Panama Canal Postcard Back

The Panama Canal was an outstanding American engineering achievement that continues to serve world commerce. We turned the Canal over to the Panamanians in 1999 and they continue to operate and improve it, most recently expanding it to handle the newest generation of supercargo carriers. This has triggered a ‘port war’ here in the US as various cities along the eastern seaboard scramble to improve their port and rail facilities in an effort to capture a larger share of the increase in shipping traffic. Over 100 years after it’s opening it’s great to know that the Canal is still contributing to the world’s commerce. That’s precisely what the thousands of engineers, surveyors and laborers were working towards back at the dawn of the 20th century.

Brian

Topographic Instructions of the US Geological Survey

How do you make a map? More precisely, how does one produce a map compiled to specific standards for accuracy, content and style? Does that question keep you up at night? Nah, me either. But it is an interesting question and I’d bet that if you put it to 100 people you’d get 110 answers.

Of course today it’s easy. Nobody really makes a map these days. Most just go to Google Maps on their smartphone or tablet, and these days that’s about all the ‘map’ most people want or need.

But 100 years ago things were much different. Back then there were still vast unmapped areas of the US and it was the responsibility of the US Geological Survey (USGS) to send topographic parties in to map them. This was before the era of cell phones, internet, GPS and even radio communications. Checking with the home office involved the US Mail or, if they were lucky, telegraph. For that reason these parties operated autonomously under the direction of a Party Chief. The Party Chief was part military general, part football coach and part college professor; he ruled with an iron fist and made sure everything was run properly, was responsible for the motivation and morale of his party and was the brains of the outfit. The Party Chief was vested with enormous authority because he had an enormous responsibility – he answered to his regional Chief Geographer for the accuracy and quality of his party’s work.

In 1913 Party Chiefs didn’t go about their work blind. They operated under a very detailed set of instructions and standards laid out in a USGS publication titled Topographic Instructions of the United States Geological Survey.

Topographic Instructions of the USGS

I find this a fascinating manual because it is the only publication I’ve seen that lays out in detail the steps necessary to create a map from scratch. It covers all the processes involved in creating a map to very specific accuracy, content and composition standards. This is, quite literally, the document that defined what we know today as the standard USGS topo quad sheet. Of course the USGS was producing standard topo sheets before this manual was published, but indications are that prior to 1912 the instructions were covered in separate publications and broken out by discipline. This manual brought it all together in a single reference that is remarkably clear and concise for its time, stripped of a lot of the superfluous language that Edwardian-era government functionaries were so fond of using. This is a manual designed to be used in the field by men who have a job to do.
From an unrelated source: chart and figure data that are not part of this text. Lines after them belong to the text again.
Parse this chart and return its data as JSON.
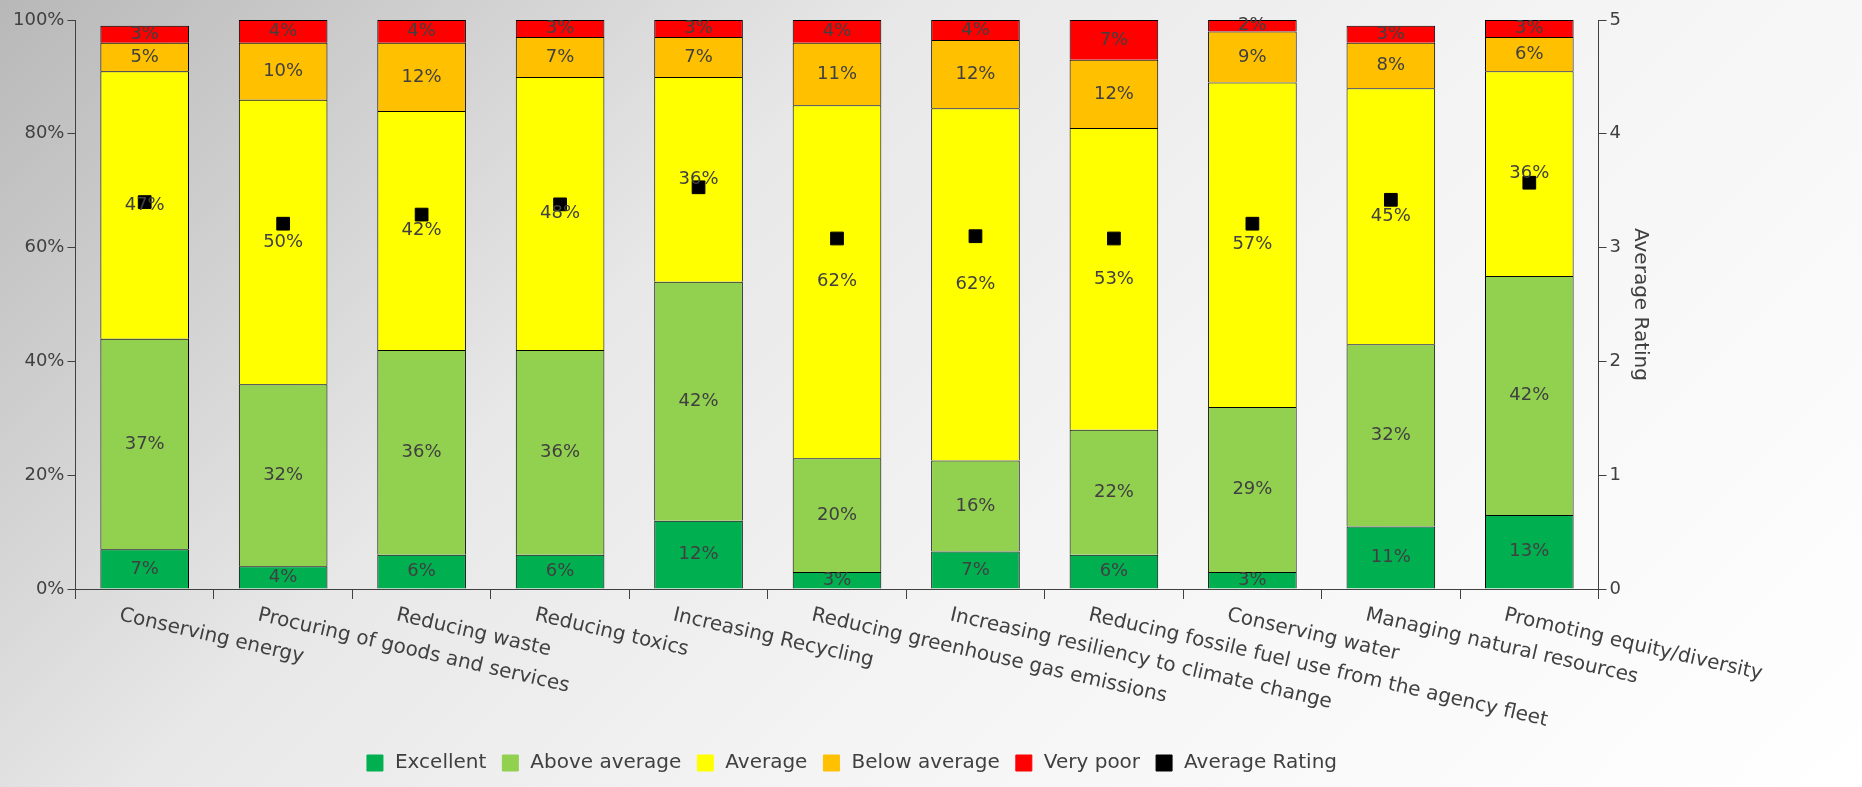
{
  "chart_data": {
    "type": "bar",
    "stacked": true,
    "legend": "bottom",
    "marker": "square",
    "y2label": "Average Rating",
    "categories": [
      "Conserving energy",
      "Procuring of goods and services",
      "Reducing waste",
      "Reducing toxics",
      "Increasing Recycling",
      "Reducing greenhouse gas emissions",
      "Increasing resiliency to climate change",
      "Reducing fossile fuel use from the agency fleet",
      "Conserving water",
      "Managing natural resources",
      "Promoting equity/diversity"
    ],
    "ylim": [
      0,
      100
    ],
    "yticks": [
      {
        "value": 0,
        "label": "0%"
      },
      {
        "value": 20,
        "label": "20%"
      },
      {
        "value": 40,
        "label": "40%"
      },
      {
        "value": 60,
        "label": "60%"
      },
      {
        "value": 80,
        "label": "80%"
      },
      {
        "value": 100,
        "label": "100%"
      }
    ],
    "y2lim": [
      0,
      5
    ],
    "y2ticks": [
      0,
      1,
      2,
      3,
      4,
      5
    ],
    "series": [
      {
        "name": "Excellent",
        "color": "#00b050",
        "values": [
          7,
          4,
          6,
          6,
          12,
          3,
          6.6,
          6,
          3,
          11,
          13
        ],
        "value_labels": [
          "7%",
          "4%",
          "6%",
          "6%",
          "12%",
          "3%",
          "7%",
          "6%",
          "3%",
          "11%",
          "13%"
        ]
      },
      {
        "name": "Above average",
        "color": "#92d050",
        "values": [
          37,
          32,
          36,
          36,
          42,
          20,
          16,
          22,
          29,
          32,
          42
        ],
        "value_labels": [
          "37%",
          "32%",
          "36%",
          "36%",
          "42%",
          "20%",
          "16%",
          "22%",
          "29%",
          "32%",
          "42%"
        ]
      },
      {
        "name": "Average",
        "color": "#ffff00",
        "values": [
          47,
          50,
          42,
          48,
          36,
          62,
          61.9,
          53,
          57,
          45,
          36
        ],
        "value_labels": [
          "47%",
          "50%",
          "42%",
          "48%",
          "36%",
          "62%",
          "62%",
          "53%",
          "57%",
          "45%",
          "36%"
        ]
      },
      {
        "name": "Below average",
        "color": "#ffc000",
        "values": [
          5,
          10,
          12,
          7,
          7,
          11,
          12,
          12,
          9,
          8,
          6
        ],
        "value_labels": [
          "5%",
          "10%",
          "12%",
          "7%",
          "7%",
          "11%",
          "12%",
          "12%",
          "9%",
          "8%",
          "6%"
        ]
      },
      {
        "name": "Very poor",
        "color": "#ff0000",
        "values": [
          3,
          4,
          4,
          3,
          3,
          4,
          3.5,
          7,
          2,
          3,
          3
        ],
        "value_labels": [
          "3%",
          "4%",
          "4%",
          "3%",
          "3%",
          "4%",
          "4%",
          "7%",
          "2%",
          "3%",
          "3%"
        ]
      },
      {
        "name": "Average Rating",
        "type": "scatter",
        "axis": "y2",
        "color": "#000000",
        "values": [
          3.4,
          3.21,
          3.29,
          3.38,
          3.53,
          3.08,
          3.1,
          3.08,
          3.21,
          3.42,
          3.57
        ]
      }
    ]
  }
}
The topics covered include

  • primary and secondary triangulation
  • primary and precise leveling
  • plane table surveying
  • map construction (compilation), drafting and editing
  • instrument care and repair

But beyond the technical, Topographic Instructions of the United States Geological Survey covers detailed administrative instructions to Party Chiefs on topics like crew selection, first aid for pack animals and crew members, how much food to pack, how many fountain pens to bring along, how to set up a base camp, even how to interact with local officials and the press.

It’s a soup-to-nuts manual on how to make a map from scratch.